Teacher and Principal Evaluation Policy
The state should require objective measures of student growth to be included in a teacher's evaluation score. This goal is reorganized for 2019.
Impact of Student Growth: Ohio requires objective measures of student growth only for teachers of tested grades and subjects. According to recently passed legislation, as of the 2020-2021 school year, evaluation systems must use "at least two measures of high-quality student data to provide evidence of student learning attributable to the teacher being evaluated." For teachers of tested grades and subjects, high-quality student data must include the "value-added progress dimension," which is defined as a measure of academic gain for a student or group of students over a specific period of time that is calculated by applying a statistical methodology to individual student achievement data derived from the state achievement assessments. The use of student learning objectives is explicitly prohibited.
State's Role in Evaluation System: Ohio districts develop evaluation systems that are consistent with the state's framework.
Ohio Revised Code 3319.112 SB 216 (2018)
Require all teachers to be evaluated using objective measures of student growth.
Although Ohio requires teachers of tested grades and subjects to be evaluated using its value-added program dimension, the state's policy falls short by not ensuring that all teacher evaluations incorporate the use of objective measures of student growth. Ohio should require that objective evidence of student growth (e.g., student learning objectives) be included in evaluation ratings for all teachers.

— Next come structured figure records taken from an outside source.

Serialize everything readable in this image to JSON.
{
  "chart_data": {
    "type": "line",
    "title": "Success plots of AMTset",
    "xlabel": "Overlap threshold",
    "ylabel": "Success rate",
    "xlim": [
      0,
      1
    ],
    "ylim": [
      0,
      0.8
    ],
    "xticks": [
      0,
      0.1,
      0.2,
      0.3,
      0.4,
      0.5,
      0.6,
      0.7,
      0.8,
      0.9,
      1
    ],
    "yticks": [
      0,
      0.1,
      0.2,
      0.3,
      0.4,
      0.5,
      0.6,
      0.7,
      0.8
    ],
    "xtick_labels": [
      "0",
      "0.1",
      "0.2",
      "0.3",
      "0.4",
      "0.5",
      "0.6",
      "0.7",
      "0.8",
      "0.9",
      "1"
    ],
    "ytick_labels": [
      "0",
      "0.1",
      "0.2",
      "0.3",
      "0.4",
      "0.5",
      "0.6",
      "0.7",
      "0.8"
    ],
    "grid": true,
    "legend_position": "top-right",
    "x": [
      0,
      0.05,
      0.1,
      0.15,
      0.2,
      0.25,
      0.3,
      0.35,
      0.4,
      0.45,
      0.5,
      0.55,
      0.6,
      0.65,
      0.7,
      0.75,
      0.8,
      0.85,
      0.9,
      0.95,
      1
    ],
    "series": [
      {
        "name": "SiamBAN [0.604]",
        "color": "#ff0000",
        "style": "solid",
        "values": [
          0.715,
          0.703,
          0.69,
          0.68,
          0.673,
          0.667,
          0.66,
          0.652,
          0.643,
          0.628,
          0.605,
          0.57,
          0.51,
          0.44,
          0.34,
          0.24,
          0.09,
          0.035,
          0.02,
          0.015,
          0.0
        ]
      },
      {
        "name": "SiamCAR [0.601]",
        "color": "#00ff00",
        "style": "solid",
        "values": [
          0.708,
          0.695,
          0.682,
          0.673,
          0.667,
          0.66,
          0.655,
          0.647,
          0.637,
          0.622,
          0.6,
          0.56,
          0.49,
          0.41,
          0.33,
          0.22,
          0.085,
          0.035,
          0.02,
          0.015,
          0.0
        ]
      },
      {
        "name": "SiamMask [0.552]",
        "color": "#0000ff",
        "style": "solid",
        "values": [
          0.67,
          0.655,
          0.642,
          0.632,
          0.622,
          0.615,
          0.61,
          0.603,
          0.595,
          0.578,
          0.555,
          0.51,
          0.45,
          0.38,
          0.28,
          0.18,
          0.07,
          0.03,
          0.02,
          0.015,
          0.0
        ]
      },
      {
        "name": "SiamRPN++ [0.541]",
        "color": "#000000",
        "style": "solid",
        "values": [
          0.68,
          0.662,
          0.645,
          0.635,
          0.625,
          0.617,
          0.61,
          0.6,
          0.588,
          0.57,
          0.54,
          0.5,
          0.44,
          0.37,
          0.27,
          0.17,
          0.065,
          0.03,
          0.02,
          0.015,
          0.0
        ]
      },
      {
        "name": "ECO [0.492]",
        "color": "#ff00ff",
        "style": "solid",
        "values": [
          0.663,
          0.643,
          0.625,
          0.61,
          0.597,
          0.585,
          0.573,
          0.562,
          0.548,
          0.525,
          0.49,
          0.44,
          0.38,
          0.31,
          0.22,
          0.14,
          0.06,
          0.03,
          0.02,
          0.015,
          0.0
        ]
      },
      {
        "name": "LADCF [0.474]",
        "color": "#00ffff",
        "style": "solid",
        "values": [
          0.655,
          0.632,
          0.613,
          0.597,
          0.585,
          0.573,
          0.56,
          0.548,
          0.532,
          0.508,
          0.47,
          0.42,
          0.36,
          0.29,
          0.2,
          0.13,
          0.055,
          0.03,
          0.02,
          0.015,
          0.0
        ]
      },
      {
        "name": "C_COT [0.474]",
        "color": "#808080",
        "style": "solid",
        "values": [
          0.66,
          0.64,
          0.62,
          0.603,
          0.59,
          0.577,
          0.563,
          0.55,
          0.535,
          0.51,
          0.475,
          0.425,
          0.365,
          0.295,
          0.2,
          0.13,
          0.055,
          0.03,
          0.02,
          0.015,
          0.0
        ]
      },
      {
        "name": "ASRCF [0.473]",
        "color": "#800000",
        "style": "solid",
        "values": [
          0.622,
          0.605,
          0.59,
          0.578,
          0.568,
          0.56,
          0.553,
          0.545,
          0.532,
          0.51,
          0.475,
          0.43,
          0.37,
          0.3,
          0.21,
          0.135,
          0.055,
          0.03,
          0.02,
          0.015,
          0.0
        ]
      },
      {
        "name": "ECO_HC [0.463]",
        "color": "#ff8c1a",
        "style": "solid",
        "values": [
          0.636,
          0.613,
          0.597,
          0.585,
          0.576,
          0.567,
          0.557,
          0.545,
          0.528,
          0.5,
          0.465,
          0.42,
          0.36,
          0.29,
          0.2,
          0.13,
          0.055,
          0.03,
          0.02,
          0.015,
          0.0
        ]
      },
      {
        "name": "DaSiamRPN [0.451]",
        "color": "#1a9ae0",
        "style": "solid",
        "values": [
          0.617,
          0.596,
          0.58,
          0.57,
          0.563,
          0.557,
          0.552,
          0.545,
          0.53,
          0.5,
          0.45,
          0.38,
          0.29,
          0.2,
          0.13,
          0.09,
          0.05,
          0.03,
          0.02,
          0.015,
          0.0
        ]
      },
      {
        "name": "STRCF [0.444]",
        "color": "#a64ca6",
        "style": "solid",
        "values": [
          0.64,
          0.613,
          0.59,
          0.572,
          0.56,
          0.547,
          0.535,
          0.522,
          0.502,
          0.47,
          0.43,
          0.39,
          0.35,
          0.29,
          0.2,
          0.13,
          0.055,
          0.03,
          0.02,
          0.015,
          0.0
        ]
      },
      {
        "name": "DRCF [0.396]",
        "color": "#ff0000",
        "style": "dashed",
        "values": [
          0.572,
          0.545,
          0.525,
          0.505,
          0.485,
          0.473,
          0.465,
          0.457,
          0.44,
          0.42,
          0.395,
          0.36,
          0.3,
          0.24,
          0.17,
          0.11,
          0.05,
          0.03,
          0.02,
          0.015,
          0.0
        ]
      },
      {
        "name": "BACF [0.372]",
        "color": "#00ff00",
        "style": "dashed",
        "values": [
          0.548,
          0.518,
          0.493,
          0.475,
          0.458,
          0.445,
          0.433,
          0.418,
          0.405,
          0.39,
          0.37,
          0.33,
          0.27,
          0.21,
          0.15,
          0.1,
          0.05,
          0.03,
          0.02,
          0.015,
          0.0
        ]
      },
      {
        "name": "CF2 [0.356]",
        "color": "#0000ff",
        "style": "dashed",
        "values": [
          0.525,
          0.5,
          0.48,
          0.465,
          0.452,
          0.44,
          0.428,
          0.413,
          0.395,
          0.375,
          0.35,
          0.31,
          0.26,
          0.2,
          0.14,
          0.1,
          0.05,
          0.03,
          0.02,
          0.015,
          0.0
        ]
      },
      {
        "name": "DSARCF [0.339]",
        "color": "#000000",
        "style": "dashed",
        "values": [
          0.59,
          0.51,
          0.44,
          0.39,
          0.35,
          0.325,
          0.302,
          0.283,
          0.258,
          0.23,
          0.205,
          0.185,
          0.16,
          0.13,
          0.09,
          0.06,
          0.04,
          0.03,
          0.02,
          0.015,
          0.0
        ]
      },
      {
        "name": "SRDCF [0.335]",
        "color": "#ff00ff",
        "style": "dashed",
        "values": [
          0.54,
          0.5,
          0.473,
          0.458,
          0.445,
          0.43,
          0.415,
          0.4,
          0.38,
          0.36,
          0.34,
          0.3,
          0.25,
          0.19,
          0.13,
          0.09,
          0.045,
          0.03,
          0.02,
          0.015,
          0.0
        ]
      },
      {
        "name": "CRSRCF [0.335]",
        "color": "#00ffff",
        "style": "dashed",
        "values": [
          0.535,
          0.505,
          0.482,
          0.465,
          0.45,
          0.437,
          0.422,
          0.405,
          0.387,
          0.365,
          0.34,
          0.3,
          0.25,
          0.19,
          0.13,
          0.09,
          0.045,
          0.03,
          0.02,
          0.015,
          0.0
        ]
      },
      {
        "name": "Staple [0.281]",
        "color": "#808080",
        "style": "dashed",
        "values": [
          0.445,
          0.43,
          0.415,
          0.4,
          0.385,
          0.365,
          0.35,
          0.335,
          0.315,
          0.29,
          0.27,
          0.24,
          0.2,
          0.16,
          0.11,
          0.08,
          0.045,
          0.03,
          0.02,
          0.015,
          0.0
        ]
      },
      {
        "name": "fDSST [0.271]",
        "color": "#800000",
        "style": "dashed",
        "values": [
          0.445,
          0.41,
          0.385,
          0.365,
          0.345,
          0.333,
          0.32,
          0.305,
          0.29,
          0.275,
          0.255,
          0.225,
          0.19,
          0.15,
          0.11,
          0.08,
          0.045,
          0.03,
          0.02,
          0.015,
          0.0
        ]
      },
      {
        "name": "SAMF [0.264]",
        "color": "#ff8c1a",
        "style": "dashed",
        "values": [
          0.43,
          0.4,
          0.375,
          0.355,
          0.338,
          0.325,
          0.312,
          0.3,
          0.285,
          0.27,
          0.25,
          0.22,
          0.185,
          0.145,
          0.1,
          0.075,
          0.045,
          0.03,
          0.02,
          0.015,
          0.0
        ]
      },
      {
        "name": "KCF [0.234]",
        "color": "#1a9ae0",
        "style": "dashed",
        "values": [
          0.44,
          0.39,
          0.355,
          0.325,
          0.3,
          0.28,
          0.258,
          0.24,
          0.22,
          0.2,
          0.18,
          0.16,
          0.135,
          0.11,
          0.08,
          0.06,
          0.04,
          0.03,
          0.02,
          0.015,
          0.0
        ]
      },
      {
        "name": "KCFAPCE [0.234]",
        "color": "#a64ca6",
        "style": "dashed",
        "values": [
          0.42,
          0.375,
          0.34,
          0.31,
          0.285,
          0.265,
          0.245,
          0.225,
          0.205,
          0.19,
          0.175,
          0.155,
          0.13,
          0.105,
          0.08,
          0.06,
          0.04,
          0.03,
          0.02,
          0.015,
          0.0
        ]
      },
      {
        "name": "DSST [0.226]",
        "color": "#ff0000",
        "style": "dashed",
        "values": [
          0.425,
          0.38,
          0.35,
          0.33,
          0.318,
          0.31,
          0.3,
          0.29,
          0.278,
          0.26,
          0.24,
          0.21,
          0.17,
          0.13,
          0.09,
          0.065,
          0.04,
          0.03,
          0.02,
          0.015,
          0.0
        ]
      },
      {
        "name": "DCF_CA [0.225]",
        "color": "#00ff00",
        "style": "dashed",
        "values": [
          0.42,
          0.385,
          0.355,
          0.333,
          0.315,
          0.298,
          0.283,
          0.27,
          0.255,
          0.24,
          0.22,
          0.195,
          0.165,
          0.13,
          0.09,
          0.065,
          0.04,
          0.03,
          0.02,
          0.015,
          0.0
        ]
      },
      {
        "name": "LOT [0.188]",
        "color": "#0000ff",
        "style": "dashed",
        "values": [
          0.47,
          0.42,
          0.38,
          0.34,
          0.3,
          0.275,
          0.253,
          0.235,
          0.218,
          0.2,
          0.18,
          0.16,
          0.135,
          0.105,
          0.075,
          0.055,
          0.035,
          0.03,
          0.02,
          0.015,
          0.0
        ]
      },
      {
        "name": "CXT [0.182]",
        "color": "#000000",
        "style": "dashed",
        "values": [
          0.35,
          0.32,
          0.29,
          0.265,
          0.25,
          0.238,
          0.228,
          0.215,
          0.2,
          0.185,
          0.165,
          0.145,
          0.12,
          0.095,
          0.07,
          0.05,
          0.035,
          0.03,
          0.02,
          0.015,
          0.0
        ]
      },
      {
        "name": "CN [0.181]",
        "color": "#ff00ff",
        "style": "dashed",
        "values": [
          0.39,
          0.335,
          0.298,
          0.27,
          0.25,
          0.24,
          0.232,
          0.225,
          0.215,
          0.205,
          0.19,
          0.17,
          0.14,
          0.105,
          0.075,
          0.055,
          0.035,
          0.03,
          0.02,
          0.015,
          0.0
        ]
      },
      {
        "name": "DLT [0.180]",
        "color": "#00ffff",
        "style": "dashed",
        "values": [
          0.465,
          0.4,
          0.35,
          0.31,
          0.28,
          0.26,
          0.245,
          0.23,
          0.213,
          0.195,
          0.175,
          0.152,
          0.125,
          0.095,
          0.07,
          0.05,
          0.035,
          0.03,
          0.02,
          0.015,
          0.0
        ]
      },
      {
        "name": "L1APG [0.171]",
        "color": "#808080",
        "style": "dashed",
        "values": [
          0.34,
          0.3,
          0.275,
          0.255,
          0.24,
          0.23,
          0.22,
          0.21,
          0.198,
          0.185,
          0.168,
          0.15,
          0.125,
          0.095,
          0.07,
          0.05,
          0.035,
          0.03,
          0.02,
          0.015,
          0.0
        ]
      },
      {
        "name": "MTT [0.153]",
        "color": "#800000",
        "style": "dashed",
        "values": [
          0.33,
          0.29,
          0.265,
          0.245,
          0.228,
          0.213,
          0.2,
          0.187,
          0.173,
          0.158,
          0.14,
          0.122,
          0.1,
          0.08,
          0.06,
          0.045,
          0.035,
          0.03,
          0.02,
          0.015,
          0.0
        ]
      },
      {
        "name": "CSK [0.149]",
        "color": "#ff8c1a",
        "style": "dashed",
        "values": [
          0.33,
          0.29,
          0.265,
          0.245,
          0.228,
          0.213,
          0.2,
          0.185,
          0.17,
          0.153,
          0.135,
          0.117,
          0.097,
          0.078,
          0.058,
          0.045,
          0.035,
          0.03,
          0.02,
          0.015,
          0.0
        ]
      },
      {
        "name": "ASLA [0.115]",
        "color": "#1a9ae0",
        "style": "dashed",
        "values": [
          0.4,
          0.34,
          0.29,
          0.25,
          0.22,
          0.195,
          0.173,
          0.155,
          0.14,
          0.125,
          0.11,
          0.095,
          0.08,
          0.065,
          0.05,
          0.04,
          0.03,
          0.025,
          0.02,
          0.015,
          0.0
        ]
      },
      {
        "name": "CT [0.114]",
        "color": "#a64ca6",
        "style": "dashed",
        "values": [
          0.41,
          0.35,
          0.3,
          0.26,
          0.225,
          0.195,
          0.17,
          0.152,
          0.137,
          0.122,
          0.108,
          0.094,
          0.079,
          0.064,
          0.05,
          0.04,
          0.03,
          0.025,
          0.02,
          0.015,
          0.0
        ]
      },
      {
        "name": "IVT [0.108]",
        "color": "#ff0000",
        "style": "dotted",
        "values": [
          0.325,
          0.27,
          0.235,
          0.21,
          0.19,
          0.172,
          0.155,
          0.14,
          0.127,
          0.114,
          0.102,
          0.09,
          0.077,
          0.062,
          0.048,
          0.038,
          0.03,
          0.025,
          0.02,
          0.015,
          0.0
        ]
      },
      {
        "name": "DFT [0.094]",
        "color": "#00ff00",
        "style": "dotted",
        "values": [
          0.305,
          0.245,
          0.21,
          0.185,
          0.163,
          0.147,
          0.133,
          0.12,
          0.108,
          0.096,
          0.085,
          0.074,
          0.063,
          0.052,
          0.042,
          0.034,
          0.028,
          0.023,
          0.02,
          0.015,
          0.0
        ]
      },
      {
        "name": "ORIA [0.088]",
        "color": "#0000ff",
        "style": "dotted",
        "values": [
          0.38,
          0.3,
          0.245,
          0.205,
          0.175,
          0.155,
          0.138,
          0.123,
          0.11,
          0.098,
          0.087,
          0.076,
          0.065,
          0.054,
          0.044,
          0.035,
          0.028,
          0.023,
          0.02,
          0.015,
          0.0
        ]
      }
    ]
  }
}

Ohio recognized the factual accuracy of this analysis.
7A: Measures of Student Growth
Many factors should be considered in formally evaluating a teacher; however, nothing is more important than effectiveness in the classroom. Value-added models are an important tool for measuring student achievement and school effectiveness. These models have the ability to measure individual students' learning gains, controlling for students' previous knowledge and background characteristics. While some research suggests value-added models are subject to bias and statistical limitations, rich data and strong controls can eliminate error and bias. In the area of teacher quality, examining student growth offers a fairer and potentially more meaningful way to evaluate a teacher's effectiveness than other methods schools use.
Unfortunately, districts have used many evaluation instruments, including some mandated by states, which are structured so that teachers can earn a satisfactory rating without any evidence that they are sufficiently advancing student learning in the classroom. Teacher evaluation instruments should include factors that combine both human judgment and objective measures of student learning.